I have a canvas on the easel with the next painting already drawn, quietly awaiting my return. It’s a long weekend and a good time to let the tide come in.

Friday, June 17, 2011

Dividing Our Sorrows

We lost our Birl today. 

He was a cat that was more like a person than some people I know. Left behind by someone, as a stray, he chose us to be his new family. Well, first me, but then Clint, whom he believed to be another, larger cat. He and Clint were true buddies. My boys. We'd have group hugs almost every morning. It was a ritual as we had our coffee and he his breakfast.

Birl followed Clint around like a devoted puppy. He always hugged back when we held him and we're pretty sure Birl understood every word we said to him.

I can't accept our Birl is gone. He was the best cat in the world. He was our constant companion, garden guardian, most excellent snuggler, lover of ear kisses, and so much a part of our daily lives he leaves a hole the size of Texas in our hearts.

I've never known a cat so social, loving, dignified, handsome, and fun. Like Clint and I, Birl loved "outside" best. He and I spent many hours in the yard, both of us covered in dirt. He loved to roll in the dirt. Outside won't be the same without him.

Often he'd come into our office covered in dust and plant matter. He'd jump up on one of our desks, leaving dirty paw prints in his wake and purr as if to say, "Come on outside, it's an awesome day!" He was so happy when summer finally came after long winters spent dreaming of chipmunks and lizards.

Birl loved hard, played hard, and fought hard. But it was a big-ass coyote that caught him off guard before dawn this morning and he took our Birl away from us.

What will we do without our Birl? Who will snuggle up to the other side of Clint to keep him warm on cold nights? Who will lay in our laps with a healing purr when we are sick or sad? Oh my, we miss you so much Birly. May your spirit come home to us soon.

Saturday, June 11, 2011

The Last Impressions

Remembering Fall
Monoprint, 11" X 14"

As my first gelatin plate was starting to disintegrate, I decided to try a print using natural materials. One of the interesting (and fun!) aspects of gelatin printmaking is that it lends itself to the use of all kinds of materials (the flatter, the better) to incorporate shapes and textures into pieces. The fluidity of the paint and the soft surface of the gelatin allow the capture of a thrilling amount of detail (yes, my world is small).

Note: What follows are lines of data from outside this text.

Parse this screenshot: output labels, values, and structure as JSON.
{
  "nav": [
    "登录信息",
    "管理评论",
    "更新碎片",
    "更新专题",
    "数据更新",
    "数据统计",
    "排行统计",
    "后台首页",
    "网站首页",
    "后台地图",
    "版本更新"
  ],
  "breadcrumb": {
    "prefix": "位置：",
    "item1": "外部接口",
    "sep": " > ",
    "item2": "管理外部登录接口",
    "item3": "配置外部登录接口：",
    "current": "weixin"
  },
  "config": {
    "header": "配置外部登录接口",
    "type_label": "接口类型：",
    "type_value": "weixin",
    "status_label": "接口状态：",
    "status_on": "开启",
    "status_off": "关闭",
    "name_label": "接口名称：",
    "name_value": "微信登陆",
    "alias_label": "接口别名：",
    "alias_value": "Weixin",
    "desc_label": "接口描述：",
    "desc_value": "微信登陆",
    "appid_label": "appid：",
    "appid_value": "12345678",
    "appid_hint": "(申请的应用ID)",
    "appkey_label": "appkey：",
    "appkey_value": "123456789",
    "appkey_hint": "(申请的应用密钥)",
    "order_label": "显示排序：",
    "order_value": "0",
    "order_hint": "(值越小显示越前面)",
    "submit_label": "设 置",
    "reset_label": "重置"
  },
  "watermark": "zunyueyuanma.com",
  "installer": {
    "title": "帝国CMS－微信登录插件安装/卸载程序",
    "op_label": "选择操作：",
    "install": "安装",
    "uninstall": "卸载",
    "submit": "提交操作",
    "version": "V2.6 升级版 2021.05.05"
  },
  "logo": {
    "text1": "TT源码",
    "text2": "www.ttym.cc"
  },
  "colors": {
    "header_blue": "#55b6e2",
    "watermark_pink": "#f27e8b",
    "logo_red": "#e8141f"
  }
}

First, I painted the plate and laid the leaves and sprigs of lavender on top. The resulting print left open silhouettes where the materials blocked the transfer of the paint. I removed the leaves and reprinted. The impression the objects left in the paint during the first round was then transferred to the paper. Although I missed my registration, I liked the texture and detail it added.

Next, I overprinted the darker colors. I used a brayer to spread an even coat of color onto the plate. This method creates a different texture than when the paint is brushed onto the plate.

For the last print, I tried a small bundle of lavender, which in its bulkiness completed the destruction of the plate. I wouldn't exactly call it a success, but it's definitely a contribution to the learning process.

And, I’ve learned a lot. The second gelatin plate tore in to pieces after only two prints. Large dry areas on the plate tend to stick to the receiving paper (whoops). I have also discovered my gelatin to water ratio was incorrect. Math. Grrrr.

However, I am not discouraged. Sweet husband is going to cut me another piece of Plexiglas so I can set up two plates at a time to extend the creative frenzy (oh goody!). I can’t wait.